Ftarri / Hitorri

Junji Hirose

SSI-6

CD
hitorri-990
Limited edition of 300
Out on May 29, 2016
Purchase price in Japan: 1,500 yen (tax not included)
(For purchase outside of Japan, prices vary.)


  1. Blue Plastic String (19:06)
  2. Glass Bottle (3:11)
  3. Brush [long] (2:18)
  4. Rubber Band 1 (3:06)
  5. Desk & Board (5:51)
  6. Brush [short] (2:49)
  7. Yellow Plastic String (7:04)
  8. Rubber Band 2 (2:06)
  9. Rubber Band 3 (2:29)
  10. Washboard (1:18)
  11. Wire Mesh (1:24)
  12. Green Plastic String 1 (1:55)
  13. Green Plastic String 2 (0:44)
  14. Bottle [large] (3:21)
  15. Bottle [small] (3:47)

    mp3 excerpt: track 1
    mp3 excerpt: track 3
    mp3 excerpt: track 9
    mp3 excerpt: track 14

Junji Hirose: self-made sound instrument, version 6

Recorded at GOK Sound, Tokyo, January 15, 2016
Recorded, mixed, and mastered by Yoshiaki Kondo
Artwork and design by Cathy Fishman


As a sax player, Junji Hirose has been a prominent figure on the free jazz/improvised music scene since the late 1970s. But he has another side: he collects odds and ends and everyday objects and puts them together to create instruments which he uses in noise performance. Hirose calls these noise instruments SSI (self-made sound instruments). He released the CD SSI-4 (hitorri-997) in 2013, and SSI-5 (hitorri-993) in 2015. This is Hirose's new release, SSI-6. In contrast to the roaring sounds of versions 4 and 5, version 6 of the the SSI instrument produces a white noise-based drone.

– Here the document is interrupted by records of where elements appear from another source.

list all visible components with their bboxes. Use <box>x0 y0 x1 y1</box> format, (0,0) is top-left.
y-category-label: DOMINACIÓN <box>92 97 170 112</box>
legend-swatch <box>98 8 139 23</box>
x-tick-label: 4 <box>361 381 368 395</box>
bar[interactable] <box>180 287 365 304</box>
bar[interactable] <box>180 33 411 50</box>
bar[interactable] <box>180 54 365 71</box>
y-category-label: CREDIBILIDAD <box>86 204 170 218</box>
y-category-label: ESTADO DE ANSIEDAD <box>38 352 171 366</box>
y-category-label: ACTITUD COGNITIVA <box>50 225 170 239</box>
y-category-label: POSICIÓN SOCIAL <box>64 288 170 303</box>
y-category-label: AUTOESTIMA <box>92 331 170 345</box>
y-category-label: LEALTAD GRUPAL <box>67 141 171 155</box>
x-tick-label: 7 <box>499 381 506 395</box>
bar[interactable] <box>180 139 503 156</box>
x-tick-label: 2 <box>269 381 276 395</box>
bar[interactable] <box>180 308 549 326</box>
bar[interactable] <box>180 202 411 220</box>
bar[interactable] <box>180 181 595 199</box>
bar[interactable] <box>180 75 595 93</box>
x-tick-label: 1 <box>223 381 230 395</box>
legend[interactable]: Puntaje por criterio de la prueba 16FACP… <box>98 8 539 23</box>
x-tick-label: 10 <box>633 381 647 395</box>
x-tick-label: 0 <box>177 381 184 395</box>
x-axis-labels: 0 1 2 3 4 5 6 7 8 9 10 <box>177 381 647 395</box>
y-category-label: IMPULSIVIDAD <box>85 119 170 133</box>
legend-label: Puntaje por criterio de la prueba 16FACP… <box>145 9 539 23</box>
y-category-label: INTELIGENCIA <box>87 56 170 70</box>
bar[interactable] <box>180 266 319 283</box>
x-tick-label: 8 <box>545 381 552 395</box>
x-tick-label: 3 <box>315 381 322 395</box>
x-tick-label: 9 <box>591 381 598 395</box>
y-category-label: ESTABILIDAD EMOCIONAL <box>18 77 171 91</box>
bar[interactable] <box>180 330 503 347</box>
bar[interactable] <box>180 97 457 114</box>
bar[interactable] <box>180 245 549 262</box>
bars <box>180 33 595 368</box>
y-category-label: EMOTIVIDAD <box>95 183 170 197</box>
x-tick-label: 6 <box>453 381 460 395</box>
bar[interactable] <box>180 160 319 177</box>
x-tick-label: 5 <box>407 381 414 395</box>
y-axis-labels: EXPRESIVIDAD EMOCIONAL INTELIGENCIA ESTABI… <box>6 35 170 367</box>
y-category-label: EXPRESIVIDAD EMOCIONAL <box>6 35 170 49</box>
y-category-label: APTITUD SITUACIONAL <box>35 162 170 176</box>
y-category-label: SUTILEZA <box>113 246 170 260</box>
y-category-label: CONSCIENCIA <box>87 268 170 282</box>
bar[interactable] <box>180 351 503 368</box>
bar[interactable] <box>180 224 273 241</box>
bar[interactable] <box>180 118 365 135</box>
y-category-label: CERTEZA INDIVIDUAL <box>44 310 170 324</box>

The 15 tracks on this CD were studio-recorded in January 2016. Using two air compressors, Hirose repeatedly turns powerful blasts of wind onto PE tape attached to an oblong, creating white noise which restlessly and continually changes in subtle ways (track 1, 19 minutes). He also switches the materials on which he turns the wind (bottles, brushes, rubber bands, tape of different colors, etc.), exploring the sonic disparities produced through the differences in materials. These differences are recorded on 14 shorter tracks of 1 to 7 minutes. As time goes on, the fiercely blowing sonic gales become a jumble of clear and murky sounds, make a variety of transformations and sometimes take on a gentle aspect. No electric processing was used in this performance; this is Hirose-style unplugged noise at its best.